Tuesday, May 29, 2007

Yellowstone - 1st 24 hours

We drove into the Teton area last night. It seemed a good omen that as we were driving up the road that would drop us into the Teton Mountain area we saw our first grizzly. While I did not get a great shot, I did catch it as it stood up and popped up its head over the willows to check on the people that were trying to watch it.

As I was working on paying this month's bills, we saw a coyote run along the road right near the camper. On our first loop near Obsedian Cliff we saw a mother grizzly bear and her cub near the road. She saw us about the same time we saw her and herded her cub up the side of the mountain and then walked in sight just above the road for a little while. Great sighting, but no time to get a good photograph. After she headed up she was always pretty hidden in the trees. Just up the road, there was a coyote running along the road, with a car right behind it, with a lady hanging out the window with her small point and shoot camera trying to get a photo. (Yes, I hang out the windows and doors of my car sometimes trying to get a shot.) Once again, it happened too fast to get a photo.

We could see clouds moving in from the northeast, blocking out the last evening sun. Sure looked more like snow than rain, and the temperature was right for snow.

As we headed east from Mammoth just near Tower Falls, we saw a black bear foraging. It was on Henry's side and this time we did get a shot. I quickly handed him the camera with whatever lens was on it (it was my landscape lens) after making a quick adjustment to shutterspeed to get something fast enough for a handheld shot.

We passed a sandhill crane sitting on her nest on a small island in one of the ponds. I passed on trying to get her picture because the light levels were low. I figured that she was likely to still be there at a better time of day on another pass through the loop.

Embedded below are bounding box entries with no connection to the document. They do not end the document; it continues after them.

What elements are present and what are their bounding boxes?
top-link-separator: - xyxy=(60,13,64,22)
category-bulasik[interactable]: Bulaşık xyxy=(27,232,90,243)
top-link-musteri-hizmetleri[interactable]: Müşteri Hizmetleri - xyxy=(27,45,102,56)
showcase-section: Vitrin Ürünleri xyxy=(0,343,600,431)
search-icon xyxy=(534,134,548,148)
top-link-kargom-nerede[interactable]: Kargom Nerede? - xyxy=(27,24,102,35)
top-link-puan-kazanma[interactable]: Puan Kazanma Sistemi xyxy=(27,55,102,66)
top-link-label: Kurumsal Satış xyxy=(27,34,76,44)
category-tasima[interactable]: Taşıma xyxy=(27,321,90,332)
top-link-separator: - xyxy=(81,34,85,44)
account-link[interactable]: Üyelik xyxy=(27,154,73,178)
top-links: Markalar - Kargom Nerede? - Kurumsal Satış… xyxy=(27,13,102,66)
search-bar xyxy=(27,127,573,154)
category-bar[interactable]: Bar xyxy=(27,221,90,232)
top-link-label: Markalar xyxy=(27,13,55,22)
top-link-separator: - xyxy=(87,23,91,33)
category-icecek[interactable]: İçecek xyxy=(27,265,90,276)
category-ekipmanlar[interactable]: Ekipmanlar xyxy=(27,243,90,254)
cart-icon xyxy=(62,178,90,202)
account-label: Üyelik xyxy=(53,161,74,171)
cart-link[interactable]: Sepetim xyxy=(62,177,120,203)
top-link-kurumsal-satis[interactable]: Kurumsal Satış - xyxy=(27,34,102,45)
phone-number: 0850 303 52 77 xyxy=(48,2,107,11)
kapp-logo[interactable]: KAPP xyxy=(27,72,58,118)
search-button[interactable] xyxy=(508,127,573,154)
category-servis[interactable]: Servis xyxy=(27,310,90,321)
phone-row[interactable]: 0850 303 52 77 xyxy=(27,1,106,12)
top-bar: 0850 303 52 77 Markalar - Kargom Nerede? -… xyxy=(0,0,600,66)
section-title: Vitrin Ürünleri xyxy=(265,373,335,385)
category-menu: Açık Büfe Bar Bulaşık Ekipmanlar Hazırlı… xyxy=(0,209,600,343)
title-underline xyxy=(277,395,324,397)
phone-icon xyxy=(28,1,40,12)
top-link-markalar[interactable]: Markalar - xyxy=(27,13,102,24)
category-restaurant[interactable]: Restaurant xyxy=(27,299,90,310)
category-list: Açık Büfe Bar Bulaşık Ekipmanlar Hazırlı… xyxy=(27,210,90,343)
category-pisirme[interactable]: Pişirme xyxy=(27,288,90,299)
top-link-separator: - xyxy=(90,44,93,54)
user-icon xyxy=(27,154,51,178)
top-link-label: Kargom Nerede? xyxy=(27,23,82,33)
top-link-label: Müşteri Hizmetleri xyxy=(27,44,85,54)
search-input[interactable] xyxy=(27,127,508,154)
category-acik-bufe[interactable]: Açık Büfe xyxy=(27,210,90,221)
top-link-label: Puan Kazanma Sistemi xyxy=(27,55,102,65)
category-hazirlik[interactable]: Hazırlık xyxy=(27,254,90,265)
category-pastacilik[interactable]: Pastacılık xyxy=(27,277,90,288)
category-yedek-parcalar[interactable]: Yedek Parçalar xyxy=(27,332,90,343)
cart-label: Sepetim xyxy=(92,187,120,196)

The clouds were still coming in, the sun was probably down, but we still had some light. We saw a car facing in the same direction we were traveling but on the wrong side of the road. It must be a good wildlife sighting and it was. A black bear foraging along the creek working its way upstream, oblivious to the human watchers above. I dug out the 100-400 to get started. But as I realized that I would have more opportunities as it went upstream, I asked Henry to get the big lens out and ready. Now I knew light wasn't great. I already had the ISO at 1600. I would not be getting quality images. But the photo fever was on me . . . I fought with the big lens tripod, I hastened up the hill hauling lens, camera and tripod headless of whether I was getting winded or not. And I kept trying to get a keeper shot of that bear. Light was so bad it wouldn't auto focus, so I switched on manual. And I enjoyed watching that bear scratch himself against a tree (turns out that is marking behavior for bears). The light was getting worse, so I finally just enjoyed watching the bear as it continued upstream. The first photos of him are the best, none is competition quality. But this is part of the Yellowstone experience, rounding the bend and having a wonderful wildlife encounter.


Anonymous said...

Hi Mary Ann! First of all, thanks so much for the link to my web page, how sweet!!
Love the photos here and great to see that you are a writer, as this was one of my first loves also and hope someday when I am not so busy to write a childrens book! I can tell from your blog that you have a rich rewarding life and that makes me smile! See ya on the net Bud!!

Mary Ann Melton said...

Thanks, Susi. With your art and photographic skills plus writing, you really should do a children's book. It would be beautiful! Thanks for the comment!